CONFIGURATION SYNTAX
The config file supports the following syntax, where comments start with a # character and can appear at any position on a line and suppress input until the end of that line:
`
cluster <name>
cluster <name>
match
rewrite <expression>
aggregate
send statistics to <cluster ...>
include </path/to/file/or/glob>
Multiple clusters can be defined, and need not to be referenced by a
match rule. All clusters point to one or more hosts, except the file
cluster which writes to files in the local filesystem. host may be an
IPv4 or IPv6 address, or a hostname. Since host is followed by an
optional : and port, for IPv6 addresses not to be interpreted wrongly,
either a port must be given, or the IPv6 address surrounded by brackets,
e.g. [::1]. An optional proto udp or proto tcp may be added to
specify the use of UDP or TCP to connect to the remote server. When
omitted this defaults to a TCP connection.
The forward and file clusters simply send everything they receive to
all defined members (host addresses or files). The any_of cluster is
a small
variant of the forward cluster, but instead of sending to all defined
members, it sends each incoming metric to one of defined members. This
is not much useful in itself, but since any of the members can receive
each metric, this means that when one of the members is unreachable, the
other members will receive all of the metrics. This can be useful when
the cluster points to other relays. The any_of router tries to send
the same metrics consistently to the same destination. The failover
cluster is like the any_of cluster, but sticks to the order in which
servers are defined. This is to implement a pure failover scenario
between servers. The carbon_ch cluster sends the metrics to the
member that is responsible according to the consistent hash algorithm
(as used in the original carbon), or multiple members if replication is
set to more than 1. The fnv1a_ch cluster is a identical in behaviour
to carbon_ch, but it uses a different hash technique (FNV1a) which is
faster but more importantly defined to get by a limitation of carbon_ch to use both host and port from the members.

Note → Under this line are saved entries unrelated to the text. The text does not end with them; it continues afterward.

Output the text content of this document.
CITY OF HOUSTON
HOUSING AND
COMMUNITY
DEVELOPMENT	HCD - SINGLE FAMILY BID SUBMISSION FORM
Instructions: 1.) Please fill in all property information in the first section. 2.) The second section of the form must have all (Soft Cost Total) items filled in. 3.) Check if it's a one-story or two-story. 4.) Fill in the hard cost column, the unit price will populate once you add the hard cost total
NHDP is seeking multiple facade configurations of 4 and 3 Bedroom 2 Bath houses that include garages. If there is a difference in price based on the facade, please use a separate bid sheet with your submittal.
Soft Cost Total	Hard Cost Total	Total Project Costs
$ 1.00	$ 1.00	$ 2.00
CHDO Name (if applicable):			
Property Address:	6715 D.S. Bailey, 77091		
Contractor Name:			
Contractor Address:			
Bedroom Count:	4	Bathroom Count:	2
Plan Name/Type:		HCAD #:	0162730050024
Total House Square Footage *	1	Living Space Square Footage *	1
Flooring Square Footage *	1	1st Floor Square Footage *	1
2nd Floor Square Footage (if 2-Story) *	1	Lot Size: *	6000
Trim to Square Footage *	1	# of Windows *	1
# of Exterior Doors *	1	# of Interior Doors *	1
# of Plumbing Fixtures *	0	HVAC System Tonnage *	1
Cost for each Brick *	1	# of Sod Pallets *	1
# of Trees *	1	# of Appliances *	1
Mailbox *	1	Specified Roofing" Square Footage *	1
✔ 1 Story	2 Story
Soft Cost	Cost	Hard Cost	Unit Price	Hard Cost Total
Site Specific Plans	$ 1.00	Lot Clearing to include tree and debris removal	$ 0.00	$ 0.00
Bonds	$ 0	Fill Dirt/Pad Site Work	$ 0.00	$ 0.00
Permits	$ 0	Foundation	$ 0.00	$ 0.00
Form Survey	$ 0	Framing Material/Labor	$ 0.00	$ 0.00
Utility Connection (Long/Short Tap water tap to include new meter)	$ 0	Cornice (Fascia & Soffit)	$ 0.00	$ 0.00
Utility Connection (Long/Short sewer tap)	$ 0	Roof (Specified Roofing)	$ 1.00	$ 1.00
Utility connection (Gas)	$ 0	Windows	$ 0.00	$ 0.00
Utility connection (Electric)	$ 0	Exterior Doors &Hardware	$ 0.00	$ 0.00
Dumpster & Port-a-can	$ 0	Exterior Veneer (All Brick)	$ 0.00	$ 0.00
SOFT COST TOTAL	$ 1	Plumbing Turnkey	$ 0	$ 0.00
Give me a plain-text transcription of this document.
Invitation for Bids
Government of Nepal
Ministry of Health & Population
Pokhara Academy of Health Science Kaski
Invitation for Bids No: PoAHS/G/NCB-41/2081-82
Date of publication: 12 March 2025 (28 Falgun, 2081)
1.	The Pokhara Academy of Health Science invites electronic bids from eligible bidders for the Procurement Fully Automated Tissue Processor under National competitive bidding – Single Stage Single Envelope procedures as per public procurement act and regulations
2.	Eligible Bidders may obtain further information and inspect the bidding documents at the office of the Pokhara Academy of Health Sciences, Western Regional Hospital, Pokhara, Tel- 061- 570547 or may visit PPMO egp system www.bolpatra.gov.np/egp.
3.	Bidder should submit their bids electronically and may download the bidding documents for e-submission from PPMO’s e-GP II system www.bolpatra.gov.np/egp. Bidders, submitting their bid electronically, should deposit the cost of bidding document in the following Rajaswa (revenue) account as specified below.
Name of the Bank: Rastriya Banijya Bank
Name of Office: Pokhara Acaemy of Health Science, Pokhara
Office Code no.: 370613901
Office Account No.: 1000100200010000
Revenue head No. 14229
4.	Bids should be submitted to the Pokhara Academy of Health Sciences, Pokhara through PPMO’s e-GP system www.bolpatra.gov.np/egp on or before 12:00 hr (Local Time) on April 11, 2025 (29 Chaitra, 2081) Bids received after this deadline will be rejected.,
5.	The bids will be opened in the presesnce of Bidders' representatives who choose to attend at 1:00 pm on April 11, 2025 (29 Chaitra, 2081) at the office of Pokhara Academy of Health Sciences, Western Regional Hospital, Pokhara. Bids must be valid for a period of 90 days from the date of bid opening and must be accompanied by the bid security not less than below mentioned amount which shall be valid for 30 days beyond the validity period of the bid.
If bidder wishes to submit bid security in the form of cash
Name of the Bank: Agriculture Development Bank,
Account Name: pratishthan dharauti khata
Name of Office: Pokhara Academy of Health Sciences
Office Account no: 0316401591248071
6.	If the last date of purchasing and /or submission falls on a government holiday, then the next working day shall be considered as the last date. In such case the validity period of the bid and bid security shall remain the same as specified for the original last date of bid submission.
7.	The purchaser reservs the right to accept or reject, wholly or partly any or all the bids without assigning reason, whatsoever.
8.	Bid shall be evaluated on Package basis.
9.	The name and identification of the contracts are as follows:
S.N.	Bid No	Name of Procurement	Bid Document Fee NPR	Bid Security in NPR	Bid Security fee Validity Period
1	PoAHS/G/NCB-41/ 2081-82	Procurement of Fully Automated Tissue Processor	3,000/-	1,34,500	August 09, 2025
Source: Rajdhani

This is useful
when multiple targets live on the same host just separated by port. The
instance that original carbon uses to get around this can be set by
appending it after the port, separated by an equals sign, e.g. 127.0.0.1:2006=a for instance a. When using the fnv1a_ch cluster,
this instance overrides the hash key in use. This allows for many
things, including masquerading old IP addresses, but mostly to make the
hash key location to become agnostic of the (physical) location of that
key. For example, usage like 10.0.0.1:2003=4d79d13554fa1301476c1f9fe968b0ac would allow to change
port and/or ip address of the server that receives data for the instance
key. Obviously, this way migration of data can be dealt with much more
conveniently. The jump_fnv1a_ch cluster is also a consistent hash
cluster like the previous two, but it does not take the server
information into account at all. Whether this is useful to you depends
on your scenario. The jump hash has a much better balancing over the
servers defined in the cluster, at the expense of not being able to
remove any server but the last in order. What this means is that this
hash is fine to use with ever growing clusters where older nodes are
also replaced at some point. If you have a cluster where removal of old
nodes takes place often, the jump hash is not suitable for you. Jump
hash works with servers in an ordered list without gaps. To influence
the ordering, the instance given to the server will be used as sorting
key. Without, the order will be as given in the file. It is a good
practice to fix the order of the servers with instances such that it is
explicit what the right nodes for the jump hash are.
DNS hostnames are resolved to a single address, according to the preference
rules in RFC 3484 https://www.ietf.org/rfc/rfc3484.txt. The any_of, failover and forward clusters have an explicit useall
flag that enables expansion for hostnames resolving to multiple
addresses. Each address returned becomes a cluster destination.
Match rules are the way to direct incoming metrics to one or more
clusters. Match rules are processed top to bottom as they are defined
in the file. It is possible to define multiple matches in the same
rule. Each match rule can send data to one or more clusters. Since
match rules "fall through" unless the stop keyword is added,
carefully crafted match expression can be used to target
multiple clusters or aggregations. This ability allows to replicate
metrics, as well as send certain metrics to alternative clusters with
careful ordering and usage of the stop keyword. The special cluster blackhole discards any metrics sent to it. This can be useful for
weeding out unwanted metrics in certain cases. Because throwing metrics
away is pointless if other matches would accept the same data, a match
with as destination the blackhole cluster, has an implicit stop.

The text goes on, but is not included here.